In this article Cormier discusses the ways in which the curriculum may need to change to reflect the new ways in which knowledge is constructed – through networks and communities of learners, as opposed to the traditional model of content transmitted by teachers. There is one reference to assessment where Cormier looks at how the traditional assessment is against that content.

To quote the article

“Information is the foundation of knowledge. The information in any given field consists of facts and figures, such as may be found in the technical reference manuals of learning; in a nonrhizomatic model, individual experts translate information into knowledge through the application of checks and balances involving peer review and rigorous assessment against a preexisting body of knowledge. The peers and experts are themselves vetted through a similar sanctioning process that is the purview, largely, of degree-granting institutions. This process carries the prestige of a thousand-year history, and the canon of what has traditionally been considered knowledge is grounded in this historicity as a self-referential set of comparative valuations that ensure the growth of knowledge by incremental, verified, and institutionally authorized steps. In this model, the experts are the arbiters of the canon. The expert translation of data into verified knowledge is the central process guiding traditional curriculum development.”

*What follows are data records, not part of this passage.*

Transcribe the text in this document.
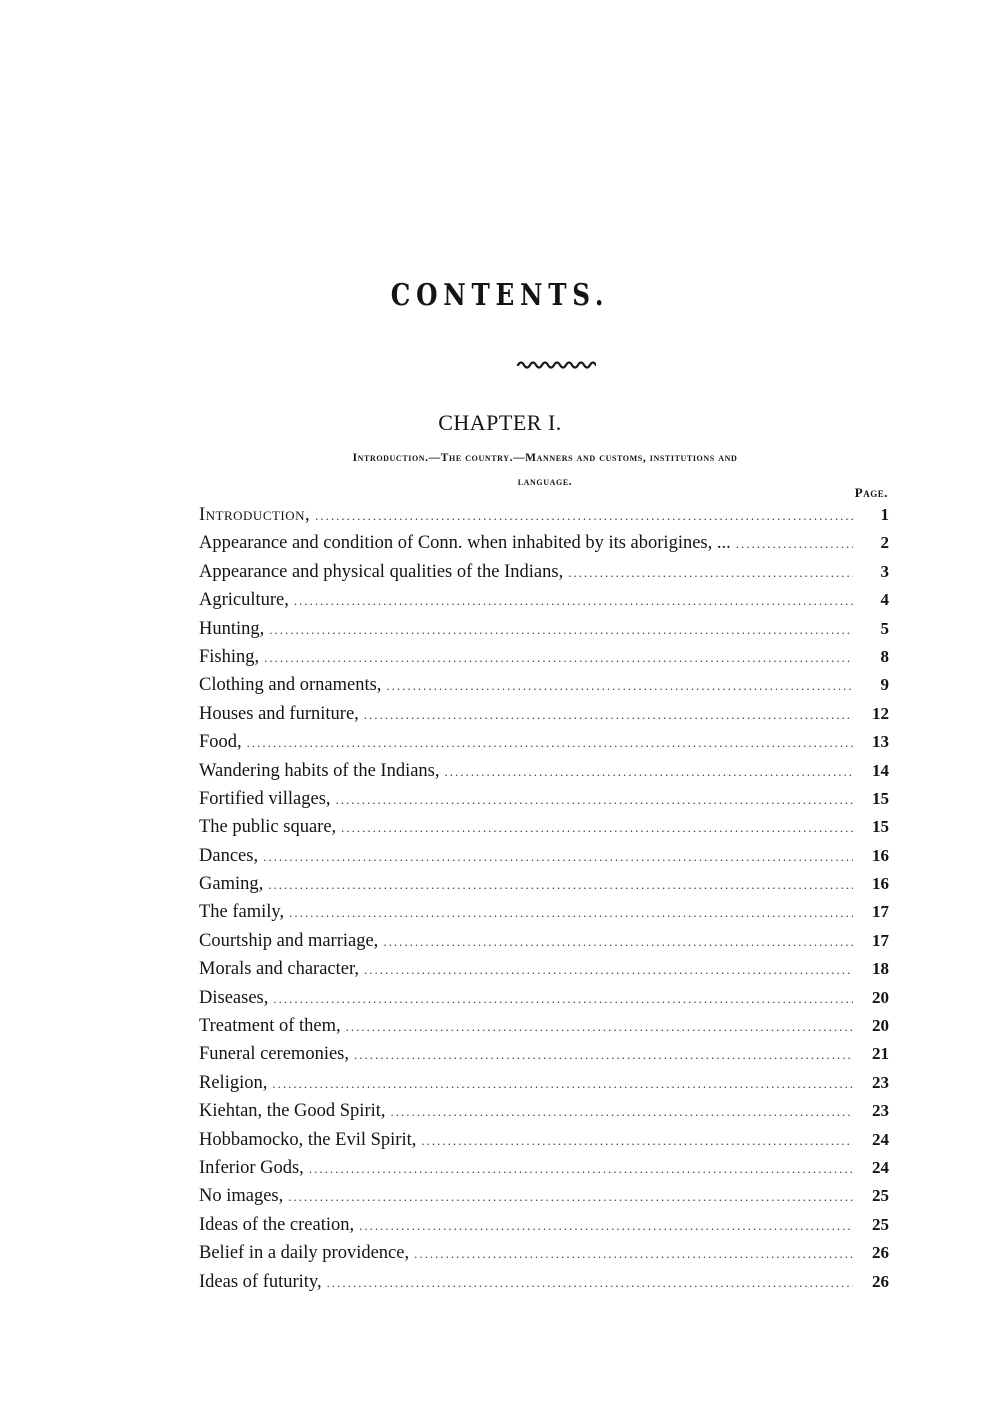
CONTENTS.
CHAPTER I.
Introduction.—The country.—Manners and customs, institutions and
language.
Page.
Introduction, .....	1
Appearance and condition of Conn. when inhabited by its aborigines, ... .....	2
Appearance and physical qualities of the Indians, .....	3
Agriculture, .....	4
Hunting, .....	5
Fishing, .....	8
Clothing and ornaments, .....	9
Houses and furniture, .....	12
Food, .....	13
Wandering habits of the Indians, .....	14
Fortified villages, .....	15
The public square, .....	15
Dances, .....	16
Gaming, .....	16
The family, .....	17
Courtship and marriage, .....	17
Morals and character, .....	18
Diseases, .....	20
Treatment of them, .....	20
Funeral ceremonies, .....	21
Religion, .....	23
Kiehtan, the Good Spirit, .....	23
Hobbamocko, the Evil Spirit, .....	24
Inferior Gods, .....	24
No images, .....	25
Ideas of the creation, .....	25
Belief in a daily providence, .....	26
Ideas of futurity, .....	26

The other side of the coin is not discussed but I suspect that in the new ‘rhizomatic’ (and I’m no biologist so the metaphor is lost on me) model has peer and expert assessment. It’s the old thing about how do we know something is good – often because it is valued by those who need to use it (predictive validity as per the discussion at Cambridge – value <=> validity).

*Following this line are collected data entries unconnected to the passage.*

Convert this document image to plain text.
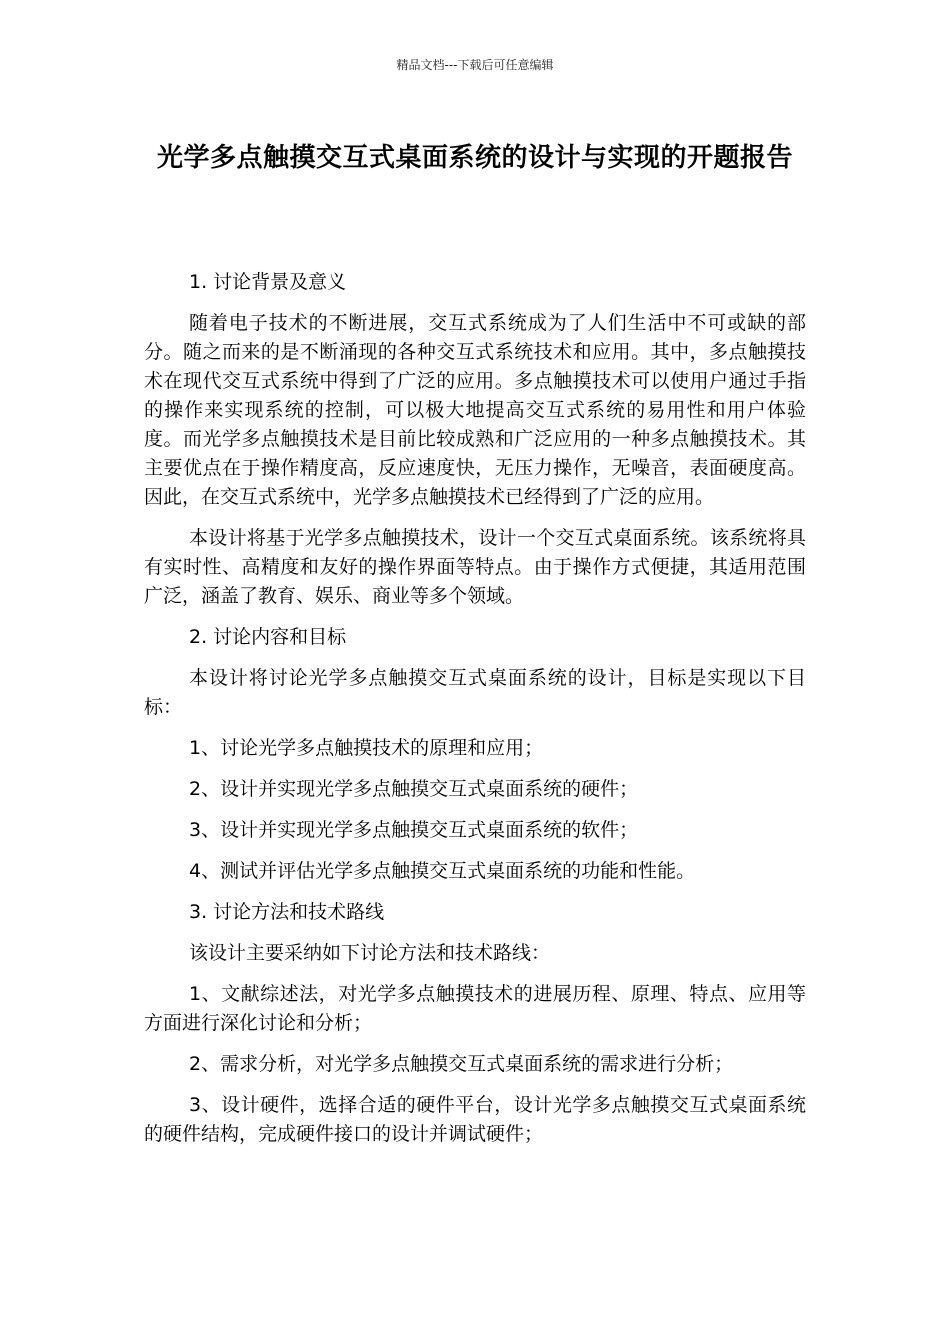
精品文档---下载后可任意编辑
光学多点触摸交互式桌面系统的设计与实现的开题报告

1. 讨论背景及意义

随着电子技术的不断进展，交互式系统成为了人们生活中不可或缺的部分。随之而来的是不断涌现的各种交互式系统技术和应用。其中，多点触摸技术在现代交互式系统中得到了广泛的应用。多点触摸技术可以使用户通过手指的操作来实现系统的控制，可以极大地提高交互式系统的易用性和用户体验度。而光学多点触摸技术是目前比较成熟和广泛应用的一种多点触摸技术。其主要优点在于操作精度高，反应速度快，无压力操作，无噪音，表面硬度高。因此，在交互式系统中，光学多点触摸技术已经得到了广泛的应用。

本设计将基于光学多点触摸技术，设计一个交互式桌面系统。该系统将具有实时性、高精度和友好的操作界面等特点。由于操作方式便捷，其适用范围广泛，涵盖了教育、娱乐、商业等多个领域。

2. 讨论内容和目标

本设计将讨论光学多点触摸交互式桌面系统的设计，目标是实现以下目标：

1、讨论光学多点触摸技术的原理和应用；

2、设计并实现光学多点触摸交互式桌面系统的硬件；

3、设计并实现光学多点触摸交互式桌面系统的软件；

4、测试并评估光学多点触摸交互式桌面系统的功能和性能。

3. 讨论方法和技术路线

该设计主要采纳如下讨论方法和技术路线：

1、文献综述法，对光学多点触摸技术的进展历程、原理、特点、应用等方面进行深化讨论和分析；

2、需求分析，对光学多点触摸交互式桌面系统的需求进行分析；

3、设计硬件，选择合适的硬件平台，设计光学多点触摸交互式桌面系统的硬件结构，完成硬件接口的设计并调试硬件；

Linked from ERN (George Siemens)

Cormier, D (2008) Rhizomatic Education: Community as Curriculum in Innovate, 4, 5, July 2008 [online] available at http://innovateonline.info/index.php?view=article&id=550&action=article accessed 31/10/08


Digital Disconnect

29 October 2008

This from Ray Tolley on the Naace mailing list http://www.eschoolnews.com/news/top-news/index.cfm?i=55665

The ‘digital disconnect’ is alive and well… “kids tell us they power down to come to school.”


More on methodology – the marketing approach

26 October 2008

I wrote recently about the methodology of triple hermeneutics as described by Alvesson and Stöcklund and how it might be relevant to my work. The trail that led to this started with my director of studies’ suggestion that I look at the world of marketing in respect of how it deals with perceptions. This has now led to the writing of  Chisnall (2005). Sure enough in the chapter on “Basic Techniques” there is a discussion of the place of reliability and validity in qualitative and attitude research . I quite like this word ‘attitude’. It helps frame a question ‘What is the attitude‘ of 16-year olds to ICT capability and its assessment. Chisnall says

“The measurement of behavioural factors such as attitudes… has been attempted by a variety of techniques… the ones that are the most reliable and valid from a technical viewpoint generally being the most difficult… to apply” (p234).

Oh well!

Validity for Chisnall consists of content, concurrent and construct validity – so fairly conventional there. One would have expected face validity to be mentioned too, perhaps. He also cites a pamphlet (sic) by Bearden et al (1993) that describes some 124 scales for measuring such things in the field of marketing, consumer behaviour and social research.

Bearden, W, Netemeyer, R & Mobley, M (1993), Handbook of marketing scales: Multi-item measures for marketing and consumer behaviour research. Newbury Park, CA: Sage (in conjunction with the ACR).

Chisnall, P (2005), Marketing research (7th ed). NY: McGraw Hill.


Sir Mike Tomlinson lecture

22 October 2008

Sir Mike Tomlinson, chair of the working group on 14-19 reform that led to the 2003 Tomlinson Report, came to NTU today to give the RSA Shipley Lecture. This year the lecture was also a memorial to former NTU and RSA stalwart Anne Bloomfield. The subject, dear to her heart and to Sir Mike’s, was “Vocational education should be a rounded education“.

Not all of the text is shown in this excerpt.